The Florida Orchestra’s new president and CEO wouldn’t change a thing.
“I grew up in a family where my grandmother sang opera, and my father played a number of instruments,” says Barrón Viela, a native of Zazagoza, Spain. “I grew up with music playing. When I was 5 years old, I was gifted the cello. That instrument transformed my life.”
Still, ”When I grew up, I had to make a decision about my studies.” In other words, get a real job.
“I love science,” he says. “I love numbers.” So he went to the local university and earned a Master of Industrial Engineering degree – and spent the next seven years as a senior management consultant and project manager for two of the largest private investor-owned energy companies on the planet.
“I played in orchestras part time during that period … but I missed music so much,” Barrón Viela confesses. “Music is really my passion.” He was pretty sure a career as a professional cellist was beyond his grasp, “so I started to think about ways to make the transition to music, as an engineer.” Where he could combine his love for music with his unique skills as a problem-solver.
Ignacio Barrón Viela emigrated to the United States in 2017; he received an MBA from the USC Marshall School of Business with an emphasis in arts leadership through the USC Thornton School of Music.
“I discovered that the League of American Orchestras has a wonderful program called ‘Essentials of Orchestra Management.’ I did that program and I fell in love with it. People encouraged me to apply for orchestras, and bring that experience that I had in the corporate world, in the engineering world – with a more artistic background.”
In Montana, he was Executive Director of the Billings Symphony from 2018 through 2022, then President and CEO of the Reno (Nevada) Philharmonic.
“I kind of found the perfect niche with orchestra management,” he says. “So I’m really, really happy – I get to hang out with incredible artists but also look at budgets, and finance and proceeds, and put all the pieces together. So I feel tremendously happy and lucky that I get to do what I do.”
When Florida Orchestra CEO Mark Cantrell announced his departure earlier this year, and the job posting went national, Barrón Viela threw his hat into the ring.
“From our first meeting, it was clear that Ignacio has a genuine passion for music, a strategic mindset, and a charismatic ability to communicate deeply about our wonderful art form,” TFO musical director Michael Francis said in a prepared statement when Barrón Viela’s hire was announced earlier this week.
He’ll start the new gig in August – right around the time the baton drops on the orchestra’s 56th season.
Barrón Viela shares Francis’ view that a community’s orchestra must not only enlighten and entertain the public, its leaders must listen to – and hear – what the people want. What the people expect.

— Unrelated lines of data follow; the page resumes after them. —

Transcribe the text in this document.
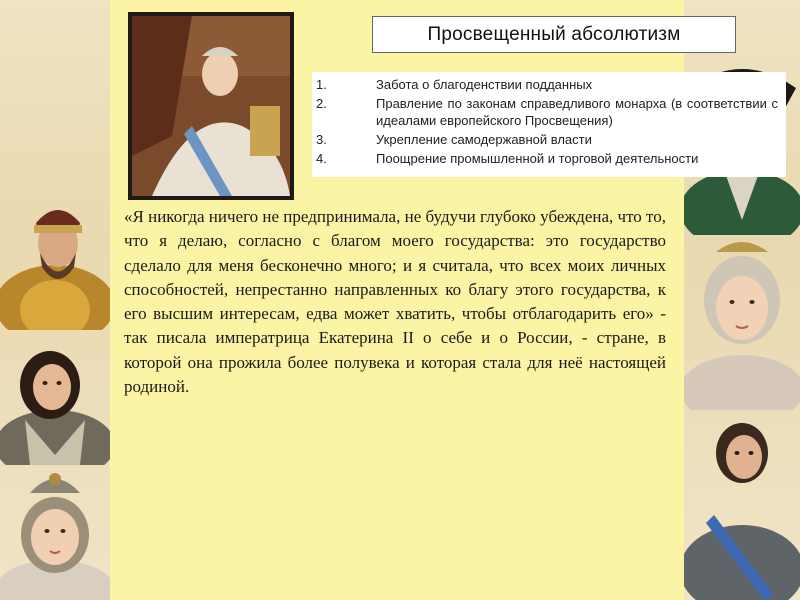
Просвещенный абсолютизм
1.	Забота о благоденствии подданных
2.	Правление по законам справедливого монарха (в соответствии с идеалами европейского Просвещения)
3.	Укрепление самодержавной власти
4.	Поощрение промышленной и торговой деятельности

«Я никогда ничего не предпринимала, не будучи глубоко убеждена, что то, что я делаю, согласно с благом моего государства: это государство сделало для меня бесконечно много; и я считала, что всех моих личных способностей, непрестанно направленных ко благу этого государства, к его высшим интересам, едва может хватить, чтобы отблагодарить его» - так писала императрица Екатерина II о себе и о России, - стране, в которой она прожила более полувека и которая стала для неё настоящей родиной.
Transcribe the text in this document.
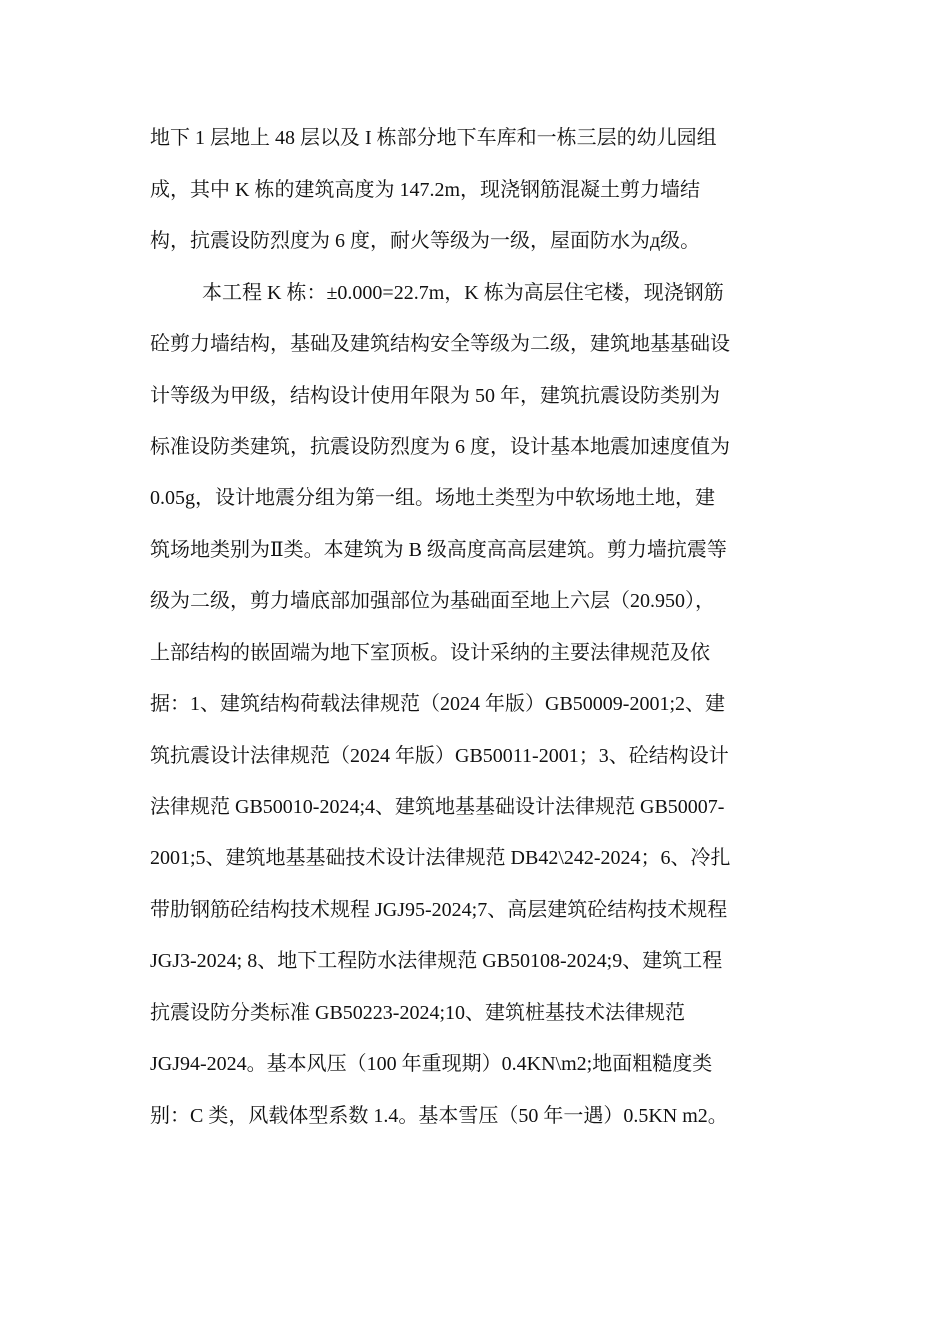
地下 1 层地上 48 层以及 I 栋部分地下车库和一栋三层的幼儿园组
成，其中 K 栋的建筑高度为 147.2m，现浇钢筋混凝土剪力墙结
构，抗震设防烈度为 6 度，耐火等级为一级，屋面防水为д级。
本工程 K 栋：±0.000=22.7m，K 栋为高层住宅楼，现浇钢筋
砼剪力墙结构，基础及建筑结构安全等级为二级，建筑地基基础设
计等级为甲级，结构设计使用年限为 50 年，建筑抗震设防类别为
标准设防类建筑，抗震设防烈度为 6 度，设计基本地震加速度值为
0.05g，设计地震分组为第一组。场地土类型为中软场地土地，建
筑场地类别为Ⅱ类。本建筑为 B 级高度高高层建筑。剪力墙抗震等
级为二级，剪力墙底部加强部位为基础面至地上六层（20.950），
上部结构的嵌固端为地下室顶板。设计采纳的主要法律规范及依
据：1、建筑结构荷载法律规范（2024 年版）GB50009-2001;2、建
筑抗震设计法律规范（2024 年版）GB50011-2001；3、砼结构设计
法律规范 GB50010-2024;4、建筑地基基础设计法律规范 GB50007-
2001;5、建筑地基基础技术设计法律规范 DB42\242-2024；6、冷扎
带肋钢筋砼结构技术规程 JGJ95-2024;7、高层建筑砼结构技术规程
JGJ3-2024; 8、地下工程防水法律规范 GB50108-2024;9、建筑工程
抗震设防分类标准 GB50223-2024;10、建筑桩基技术法律规范
JGJ94-2024。基本风压（100 年重现期）0.4KN\m2;地面粗糙度类
别：C 类，风载体型系数 1.4。基本雪压（50 年一遇）0.5KN m2。
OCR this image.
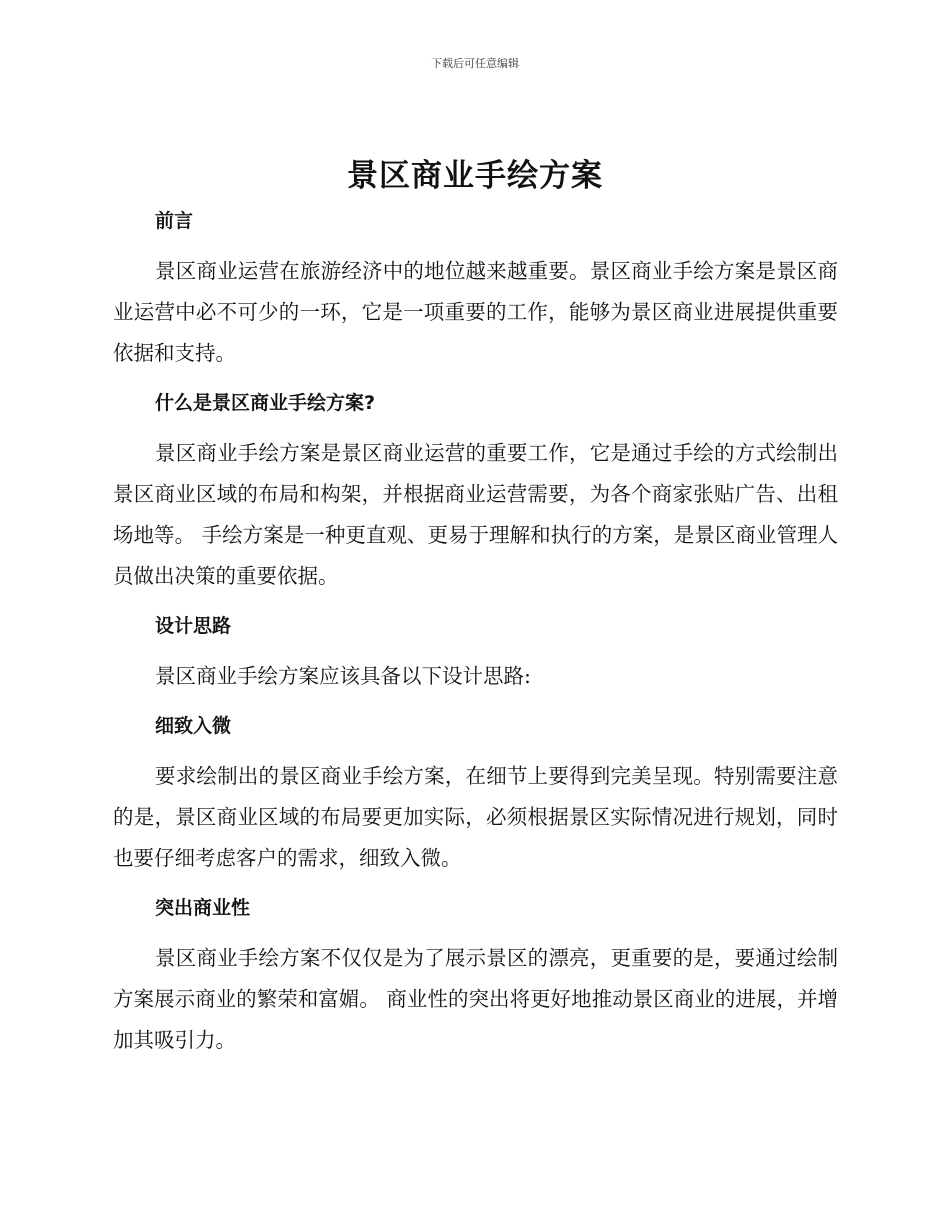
下载后可任意编辑
景区商业手绘方案
前言

景区商业运营在旅游经济中的地位越来越重要。景区商业手绘方案是景区商业运营中必不可少的一环，它是一项重要的工作，能够为景区商业进展提供重要依据和支持。

什么是景区商业手绘方案?

景区商业手绘方案是景区商业运营的重要工作，它是通过手绘的方式绘制出景区商业区域的布局和构架，并根据商业运营需要，为各个商家张贴广告、出租场地等。 手绘方案是一种更直观、更易于理解和执行的方案，是景区商业管理人员做出决策的重要依据。

设计思路

景区商业手绘方案应该具备以下设计思路:

细致入微

要求绘制出的景区商业手绘方案，在细节上要得到完美呈现。特别需要注意的是，景区商业区域的布局要更加实际，必须根据景区实际情况进行规划，同时也要仔细考虑客户的需求，细致入微。

突出商业性

景区商业手绘方案不仅仅是为了展示景区的漂亮，更重要的是，要通过绘制方案展示商业的繁荣和富媚。 商业性的突出将更好地推动景区商业的进展，并增加其吸引力。
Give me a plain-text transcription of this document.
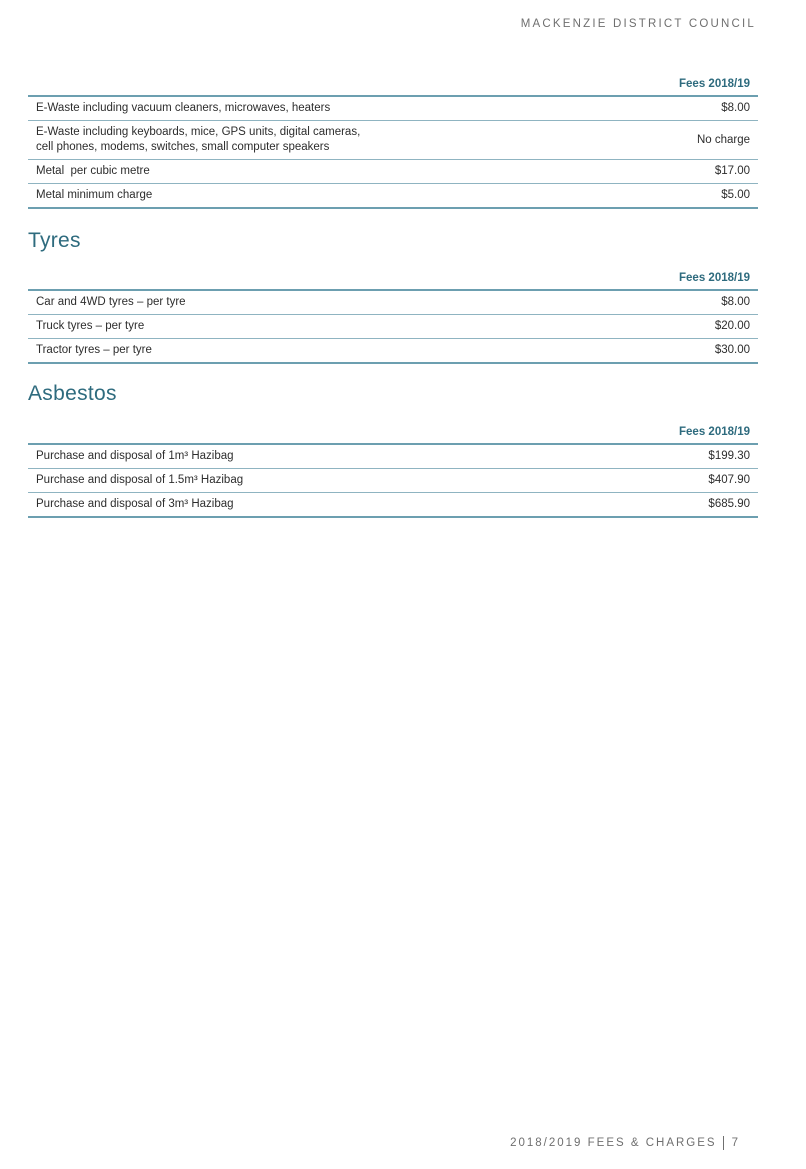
MACKENZIE DISTRICT COUNCIL
	Fees 2018/19
E-Waste including vacuum cleaners, microwaves, heaters	$8.00
E-Waste including keyboards, mice, GPS units, digital cameras, cell phones, modems, switches, small computer speakers	No charge
Metal  per cubic metre	$17.00
Metal minimum charge	$5.00
Tyres
	Fees 2018/19
Car and 4WD tyres – per tyre	$8.00
Truck tyres – per tyre	$20.00
Tractor tyres – per tyre	$30.00
Asbestos
	Fees 2018/19
Purchase and disposal of 1m³ Hazibag	$199.30
Purchase and disposal of 1.5m³ Hazibag	$407.90
Purchase and disposal of 3m³ Hazibag	$685.90
2018/2019 FEES & CHARGES 7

To run an orchestra in today’s climate, he says, it’s important to understand “the relevant social issues that are happening around us. And how music can actually uplift the way we live.
“I see music as an incredible transformative platform to enable a better world. Putting that into practice requires empathy, understanding, connection with the community … also, being realistic, the nuts and bolts of an orchestra are not easy.”
Between musicians, management, marketing and a thousand other things, “there’s a lot of work behind the scenes to put a concert together. And we have to think about the experiences we create before, during and after the concert, and how that relates with the funding mechanism.”
Fundraising, of course, is an enormous part of any nonprofit organization’s work. Approximately 40 percent of The Florida Orchestra’s budget comes from ticket sales; the rest, from philanthropy.
“It’s a fundamental component for orchestra to thrive, and to survive,” Barrón Viela explains. “We need community support. And people like to support if they see there is excitement, activity, momentum.
“So I think the role of an orchestra leader is really to advocate and communicate the best we can the mission of the organization, so we can get more support.”
In the meantime, there’s champagne to be uncorked. “My wife and I are delighted to live in that area, where there is so much momentum,” he enthuses. “I am very excited, personally and professionally.
“I felt very welcomed by everyone I met throughout the process, and I can’t wait to move there and start working with the team – to start a new chapter for the orchestra.”